An Rhein und Ruhr. Unternehmen wollen Entschädigungen für Lohnfortzahlungen. Die Steuerzahler könnte das mehrere Millionen kosten.

Als der lettische Arbeiter B., zuständig für die Reinigung von Darmpaketen, am 20. Juni 2020 in die Corona-Quarantäne geschickt wurde, war er nicht krank. Es war eine Vorsichtsmaßnahme, angeordnet vom Kreis Gütersloh, die viele Menschen traf, die damals auf dem Gelände des Fleischgiganten Tönnies in Rheda-Wiedenbrück arbeiteten. B. verbrachte drei Wochen in Quarantäne, und jetzt muss der Steuerzahler für seinen Verdienstausfall aufkommen. So hat es das Verwaltungsgericht in Münster Mitte Mai entschieden. Die Richter haben angefangen, einen Berg an Klagen abzutragen, die das Land einen zweistelligen Millionenbetrag kosten könnten.

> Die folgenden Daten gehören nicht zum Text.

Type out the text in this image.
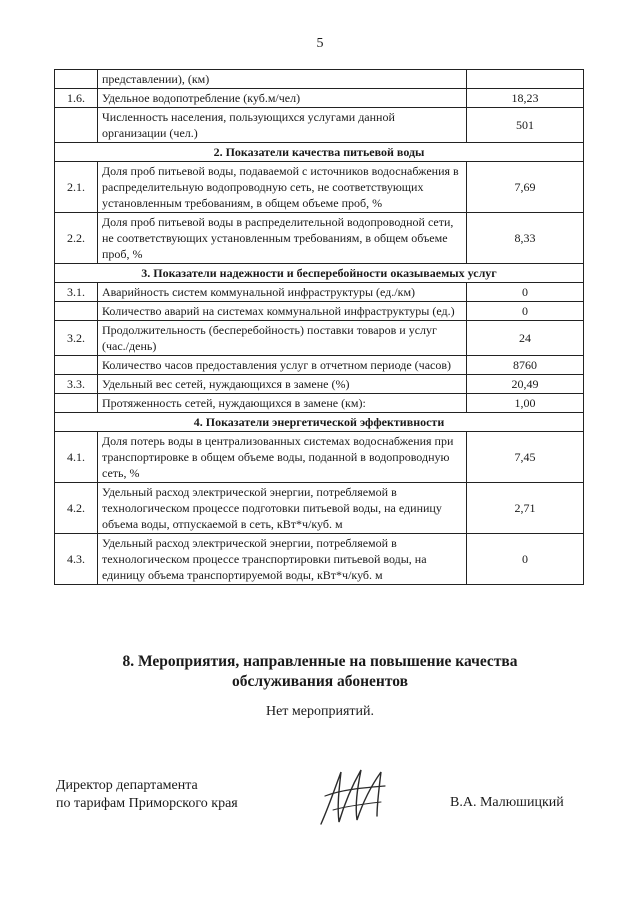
5
	представлении), (км)	
1.6.	Удельное водопотребление (куб.м/чел)	18,23
	Численность населения, пользующихся услугами данной организации (чел.)	501
2. Показатели качества питьевой воды		
2.1.	Доля проб питьевой воды, подаваемой с источников водоснабжения в распределительную водопроводную сеть, не соответствующих установленным требованиям, в общем объеме проб, %	7,69
2.2.	Доля проб питьевой воды в распределительной водопроводной сети, не соответствующих установленным требованиям, в общем объеме проб, %	8,33
3. Показатели надежности и бесперебойности оказываемых услуг		
3.1.	Аварийность систем коммунальной инфраструктуры (ед./км)	0
	Количество аварий на системах коммунальной инфраструктуры (ед.)	0
3.2.	Продолжительность (бесперебойность) поставки товаров и услуг (час./день)	24
	Количество часов предоставления услуг в отчетном периоде (часов)	8760
3.3.	Удельный вес сетей, нуждающихся в замене (%)	20,49
	Протяженность сетей, нуждающихся в замене (км):	1,00
4. Показатели энергетической эффективности		
4.1.	Доля потерь воды в централизованных системах водоснабжения при транспортировке в общем объеме воды, поданной в водопроводную сеть, %	7,45
4.2.	Удельный расход электрической энергии, потребляемой в технологическом процессе подготовки питьевой воды, на единицу объема воды, отпускаемой в сеть, кВт*ч/куб. м	2,71
4.3.	Удельный расход электрической энергии, потребляемой в технологическом процессе транспортировки питьевой воды, на единицу объема транспортируемой воды, кВт*ч/куб. м	0
8. Мероприятия, направленные на повышение качества
обслуживания абонентов
Нет мероприятий.
Директор департамента
по тарифам Приморского края	В.А. Малюшицкий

Der Arbeiter B. war damals bei einer lettischen Firma angestellt. Die hatte einen Vertrag mit einer Paderborner Großmetzgerei, die ihrerseits eine Betriebsstätte auf dem Betriebsgelände des Fleischkonzerns Tönnies unterhielt. Werkverträge waren damals in der Fleischindustrie noch erlaubt. Bereits im Mai hatte das Landesgesundheitsministerium einen Schlachthof der Firma Westfleisch im Kreis Coesfeld dichtgemacht, nachdem dort etliche Arbeiter positiv auf das Corona-Virus getestet worden waren, Mitte Juni schloss der Kreis Gütersloh den Tönnies-Schlachthof. Tausende Arbeiter wurden in die Zwangsquarantäne geschickt.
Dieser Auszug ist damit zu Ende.